Lean Out
Lean Out by Marissa Orr is a book about women in the workplace. More generally, it's an analysis of how rules can be created to allow specific personalities and visions of a good life to thrive, to the detriment of people with other personalities and other philosophies. And how to change the rules or start playing a different game.
Workplace politics are familiar. If a workplace rewards gossip, making and breaking coalitions, and backstabbing, then people who are good at that will get ahead. People who are not good at that won't and likely won't enjoy their time.
Marissa Orr argues that many corporate workplaces reward bravado, ambition for power, individualism, and disagreeableness -- that is they reward the stereotypical male. This has a cost for women. She states that, in response to this cost, several authors (like Sheryl Sandberg of Lean In) argue that women should conform to this structure. Which is to say, that women should conform to the male stereotype. Instead, Orr argues that gender differences need to be recognized and the structure should be changed.

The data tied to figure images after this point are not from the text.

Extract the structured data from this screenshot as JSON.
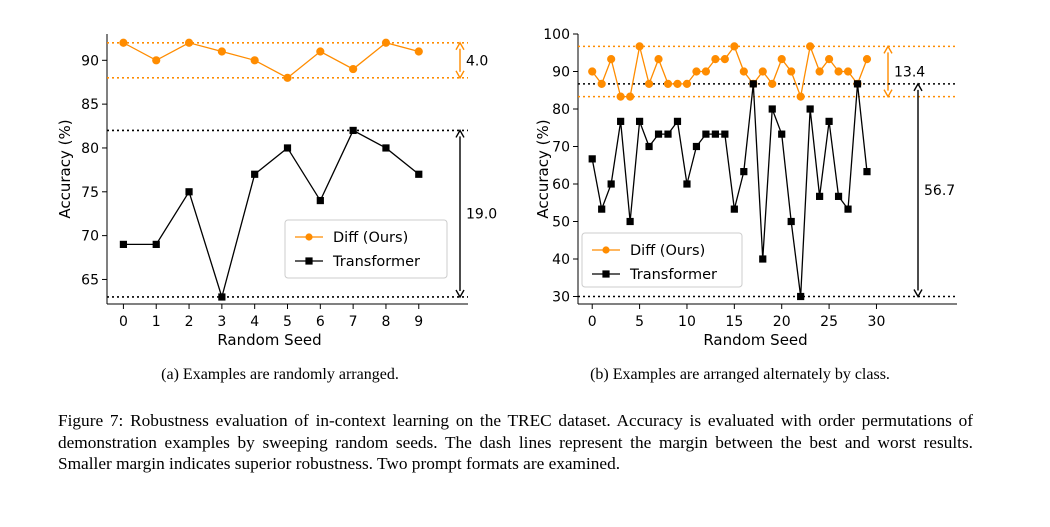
{
  "figure": {
    "number_label": "Figure 7:",
    "caption": "Robustness evaluation of in-context learning on the TREC dataset. Accuracy is evaluated with order permutations of demonstration examples by sweeping random seeds. The dash lines represent the margin between the best and worst results. Smaller margin indicates superior robustness. Two prompt formats are examined."
  },
  "colors": {
    "diff": "#ff8c00",
    "transformer": "#000000"
  },
  "chart_data": [
    {
      "type": "line",
      "subcaption": "(a) Examples are randomly arranged.",
      "xlabel": "Random Seed",
      "ylabel": "Accuracy (%)",
      "xlim": [
        -0.5,
        10.5
      ],
      "ylim": [
        62.2,
        93.0
      ],
      "x_ticks": [
        0,
        1,
        2,
        3,
        4,
        5,
        6,
        7,
        8,
        9
      ],
      "y_ticks": [
        65,
        70,
        75,
        80,
        85,
        90
      ],
      "grid": false,
      "legend_position": "center-right",
      "series": [
        {
          "name": "Diff (Ours)",
          "marker": "circle",
          "x": [
            0,
            1,
            2,
            3,
            4,
            5,
            6,
            7,
            8,
            9
          ],
          "values": [
            92,
            90,
            92,
            91,
            90,
            88,
            91,
            89,
            92,
            91
          ]
        },
        {
          "name": "Transformer",
          "marker": "square",
          "x": [
            0,
            1,
            2,
            3,
            4,
            5,
            6,
            7,
            8,
            9
          ],
          "values": [
            69,
            69,
            75,
            63,
            77,
            80,
            74,
            82,
            80,
            77
          ]
        }
      ],
      "margin_lines": [
        {
          "series": "Diff (Ours)",
          "max": 92,
          "min": 88,
          "label": "4.0"
        },
        {
          "series": "Transformer",
          "max": 82,
          "min": 63,
          "label": "19.0"
        }
      ]
    },
    {
      "type": "line",
      "subcaption": "(b) Examples are arranged alternately by class.",
      "xlabel": "Random Seed",
      "ylabel": "Accuracy (%)",
      "xlim": [
        -1.5,
        38.5
      ],
      "ylim": [
        28.0,
        100.0
      ],
      "x_ticks": [
        0,
        5,
        10,
        15,
        20,
        25,
        30
      ],
      "y_ticks": [
        30,
        40,
        50,
        60,
        70,
        80,
        90,
        100
      ],
      "grid": false,
      "legend_position": "lower-left",
      "series": [
        {
          "name": "Diff (Ours)",
          "marker": "circle",
          "x": [
            0,
            1,
            2,
            3,
            4,
            5,
            6,
            7,
            8,
            9,
            10,
            11,
            12,
            13,
            14,
            15,
            16,
            17,
            18,
            19,
            20,
            21,
            22,
            23,
            24,
            25,
            26,
            27,
            28,
            29
          ],
          "values": [
            90,
            86.7,
            93.3,
            83.3,
            83.3,
            96.7,
            86.7,
            93.3,
            86.7,
            86.7,
            86.7,
            90,
            90,
            93.3,
            93.3,
            96.7,
            90,
            86.7,
            90,
            86.7,
            93.3,
            90,
            83.3,
            96.7,
            90,
            93.3,
            90,
            90,
            86.7,
            93.3
          ]
        },
        {
          "name": "Transformer",
          "marker": "square",
          "x": [
            0,
            1,
            2,
            3,
            4,
            5,
            6,
            7,
            8,
            9,
            10,
            11,
            12,
            13,
            14,
            15,
            16,
            17,
            18,
            19,
            20,
            21,
            22,
            23,
            24,
            25,
            26,
            27,
            28,
            29
          ],
          "values": [
            66.7,
            53.3,
            60,
            76.7,
            50,
            76.7,
            70,
            73.3,
            73.3,
            76.7,
            60,
            70,
            73.3,
            73.3,
            73.3,
            53.3,
            63.3,
            86.7,
            40,
            80,
            73.3,
            50,
            30,
            80,
            56.7,
            76.7,
            56.7,
            53.3,
            86.7,
            63.3
          ]
        }
      ],
      "margin_lines": [
        {
          "series": "Diff (Ours)",
          "max": 96.7,
          "min": 83.3,
          "label": "13.4"
        },
        {
          "series": "Transformer",
          "max": 86.7,
          "min": 30,
          "label": "56.7"
        }
      ]
    }
  ]
}
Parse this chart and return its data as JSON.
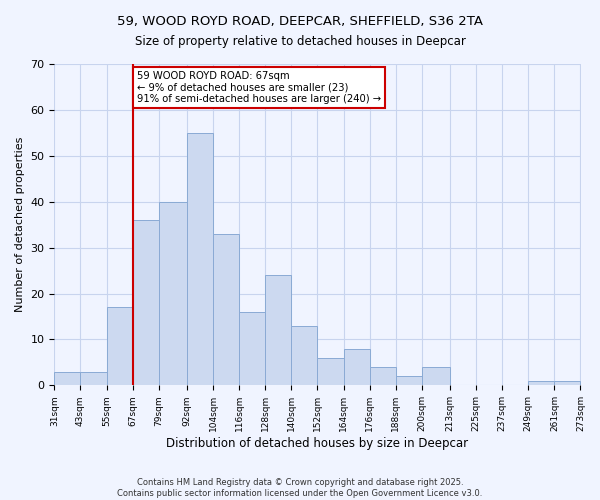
{
  "title_line1": "59, WOOD ROYD ROAD, DEEPCAR, SHEFFIELD, S36 2TA",
  "title_line2": "Size of property relative to detached houses in Deepcar",
  "xlabel": "Distribution of detached houses by size in Deepcar",
  "ylabel": "Number of detached properties",
  "bar_color": "#ccd9f0",
  "bar_edge_color": "#8aaad4",
  "vline_x": 67,
  "vline_color": "#cc0000",
  "annotation_line1": "59 WOOD ROYD ROAD: 67sqm",
  "annotation_line2": "← 9% of detached houses are smaller (23)",
  "annotation_line3": "91% of semi-detached houses are larger (240) →",
  "annotation_box_color": "#ffffff",
  "annotation_box_edge": "#cc0000",
  "bin_edges": [
    31,
    43,
    55,
    67,
    79,
    92,
    104,
    116,
    128,
    140,
    152,
    164,
    176,
    188,
    200,
    213,
    225,
    237,
    249,
    261,
    273
  ],
  "bar_heights": [
    3,
    3,
    17,
    36,
    40,
    55,
    33,
    16,
    24,
    13,
    6,
    8,
    4,
    2,
    4,
    0,
    0,
    0,
    1,
    1
  ],
  "ylim": [
    0,
    70
  ],
  "yticks": [
    0,
    10,
    20,
    30,
    40,
    50,
    60,
    70
  ],
  "background_color": "#f0f4ff",
  "grid_color": "#c8d4ee",
  "footer_line1": "Contains HM Land Registry data © Crown copyright and database right 2025.",
  "footer_line2": "Contains public sector information licensed under the Open Government Licence v3.0."
}
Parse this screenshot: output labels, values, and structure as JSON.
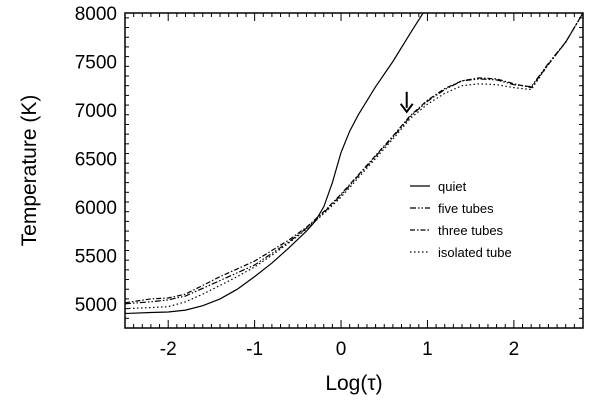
{
  "chart_data": {
    "type": "line",
    "title": "",
    "xlabel": "Log(τ)",
    "ylabel": "Temperature (K)",
    "xlim": [
      -2.5,
      2.8
    ],
    "ylim": [
      4750,
      8000
    ],
    "x_ticks": [
      "-2",
      "-1",
      "0",
      "1",
      "2"
    ],
    "x_tick_values": [
      -2,
      -1,
      0,
      1,
      2
    ],
    "y_ticks": [
      "5000",
      "5500",
      "6000",
      "6500",
      "7000",
      "7500",
      "8000"
    ],
    "y_tick_values": [
      5000,
      5500,
      6000,
      6500,
      7000,
      7500,
      8000
    ],
    "grid": false,
    "legend_position": "center-right",
    "annotation": {
      "type": "arrow",
      "x": 0.76,
      "y": 6960
    },
    "series": [
      {
        "name": "quiet",
        "dash": "solid",
        "x": [
          -2.5,
          -2.2,
          -2.0,
          -1.8,
          -1.6,
          -1.4,
          -1.2,
          -1.0,
          -0.8,
          -0.6,
          -0.4,
          -0.3,
          -0.2,
          -0.1,
          0.0,
          0.1,
          0.2,
          0.4,
          0.6,
          0.8,
          0.95
        ],
        "y": [
          4900,
          4910,
          4915,
          4935,
          4980,
          5050,
          5150,
          5280,
          5420,
          5580,
          5750,
          5850,
          6000,
          6250,
          6560,
          6780,
          6950,
          7240,
          7500,
          7790,
          8000
        ]
      },
      {
        "name": "five tubes",
        "dash": "dashdotdot",
        "x": [
          -2.5,
          -2.2,
          -2.0,
          -1.8,
          -1.6,
          -1.4,
          -1.2,
          -1.0,
          -0.8,
          -0.6,
          -0.4,
          -0.2,
          0.0,
          0.2,
          0.4,
          0.6,
          0.8,
          1.0,
          1.2,
          1.4,
          1.6,
          1.8,
          2.0,
          2.2,
          2.4,
          2.6,
          2.8
        ],
        "y": [
          5000,
          5020,
          5040,
          5080,
          5160,
          5240,
          5320,
          5400,
          5520,
          5640,
          5780,
          5940,
          6120,
          6320,
          6520,
          6720,
          6930,
          7090,
          7210,
          7300,
          7320,
          7310,
          7260,
          7240,
          7480,
          7700,
          8000
        ]
      },
      {
        "name": "three tubes",
        "dash": "dashdot",
        "x": [
          -2.5,
          -2.2,
          -2.0,
          -1.8,
          -1.6,
          -1.4,
          -1.2,
          -1.0,
          -0.8,
          -0.6,
          -0.4,
          -0.2,
          0.0,
          0.2,
          0.4,
          0.6,
          0.8,
          1.0,
          1.2,
          1.4,
          1.6,
          1.8,
          2.0,
          2.2,
          2.4,
          2.6,
          2.8
        ],
        "y": [
          5010,
          5050,
          5060,
          5100,
          5190,
          5280,
          5360,
          5440,
          5550,
          5660,
          5790,
          5950,
          6130,
          6330,
          6530,
          6730,
          6940,
          7100,
          7220,
          7300,
          7330,
          7320,
          7270,
          7230,
          7470,
          7700,
          8000
        ]
      },
      {
        "name": "isolated tube",
        "dash": "dotted",
        "x": [
          -2.5,
          -2.2,
          -2.0,
          -1.8,
          -1.6,
          -1.4,
          -1.2,
          -1.0,
          -0.8,
          -0.6,
          -0.4,
          -0.2,
          0.0,
          0.2,
          0.4,
          0.6,
          0.8,
          1.0,
          1.2,
          1.4,
          1.6,
          1.8,
          2.0,
          2.2,
          2.4,
          2.6,
          2.8
        ],
        "y": [
          4950,
          4960,
          4970,
          5020,
          5100,
          5190,
          5280,
          5380,
          5500,
          5630,
          5770,
          5930,
          6100,
          6300,
          6500,
          6700,
          6910,
          7060,
          7170,
          7250,
          7270,
          7260,
          7230,
          7210,
          7470,
          7700,
          8000
        ]
      }
    ]
  }
}
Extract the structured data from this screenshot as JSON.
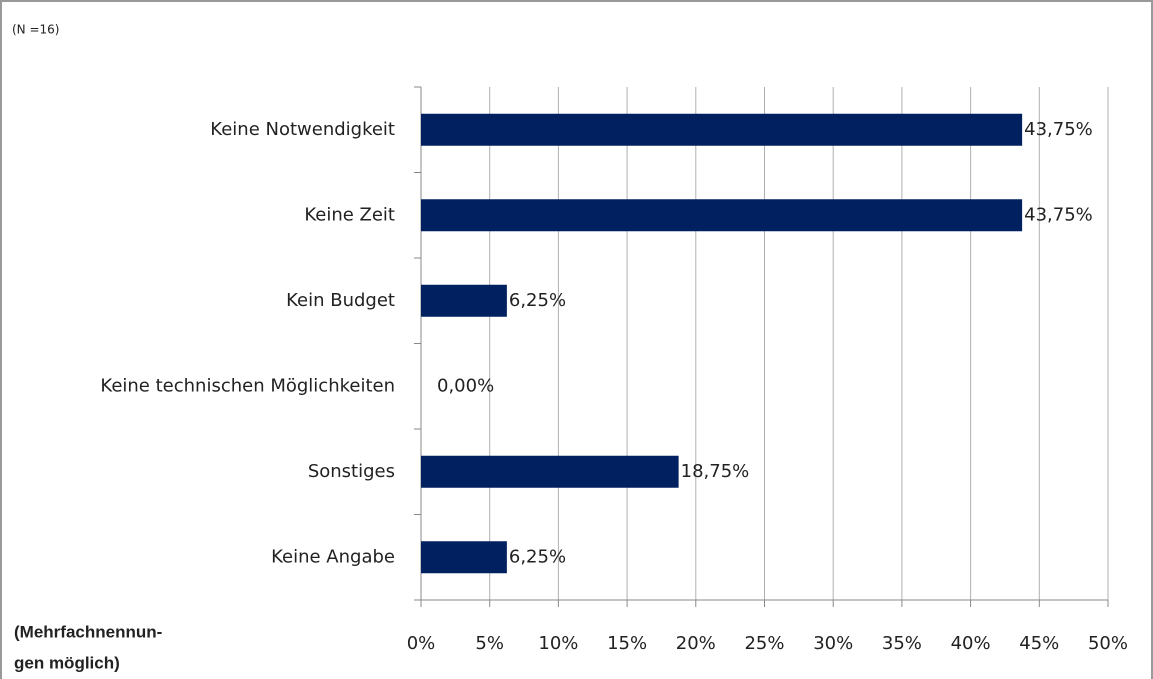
{
  "chart_data": {
    "type": "bar",
    "orientation": "horizontal",
    "note": "(N =16)",
    "footnote": [
      "(Mehrfachnennun-",
      "gen möglich)"
    ],
    "categories": [
      "Keine Notwendigkeit",
      "Keine Zeit",
      "Kein Budget",
      "Keine technischen Möglichkeiten",
      "Sonstiges",
      "Keine Angabe"
    ],
    "values": [
      43.75,
      43.75,
      6.25,
      0,
      18.75,
      6.25
    ],
    "value_labels": [
      "43,75%",
      "43,75%",
      "6,25%",
      "0,00%",
      "18,75%",
      "6,25%"
    ],
    "color": "#002060",
    "xlim": [
      0,
      50
    ],
    "xticks": [
      {
        "value": 0,
        "label": "0%"
      },
      {
        "value": 5,
        "label": "5%"
      },
      {
        "value": 10,
        "label": "10%"
      },
      {
        "value": 15,
        "label": "15%"
      },
      {
        "value": 20,
        "label": "20%"
      },
      {
        "value": 25,
        "label": "25%"
      },
      {
        "value": 30,
        "label": "30%"
      },
      {
        "value": 35,
        "label": "35%"
      },
      {
        "value": 40,
        "label": "40%"
      },
      {
        "value": 45,
        "label": "45%"
      },
      {
        "value": 50,
        "label": "50%"
      }
    ],
    "grid": true
  }
}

One interesting aspect of the book, concerns Orr's use of strategies to get into the third person perspective. For instance, to get perspective she imagines Doris, an 80 year old version of herself, wearing a mummu and drinking a glass of scotch. From Doris' perspective a lot of worries, fights, and stress are no big deal. They aren't really important. Think of this as a personal, humorous version of the view from above.
Orr is insightful when it comes to the role of stories in our lives. A lot of the debates over the pay gap and what to do about it are more about the stories people tell themselves, than descriptions about the world. We pick up most of these stories from others. Lean Out is ultimately not about women in the workplace, but leaning into your own stories and living a life in line with your own values.
Lean out doesn’t mean quit your job or check out mentally. It means leaning out of anyone else’s story of who you should be and what a successful career looks like.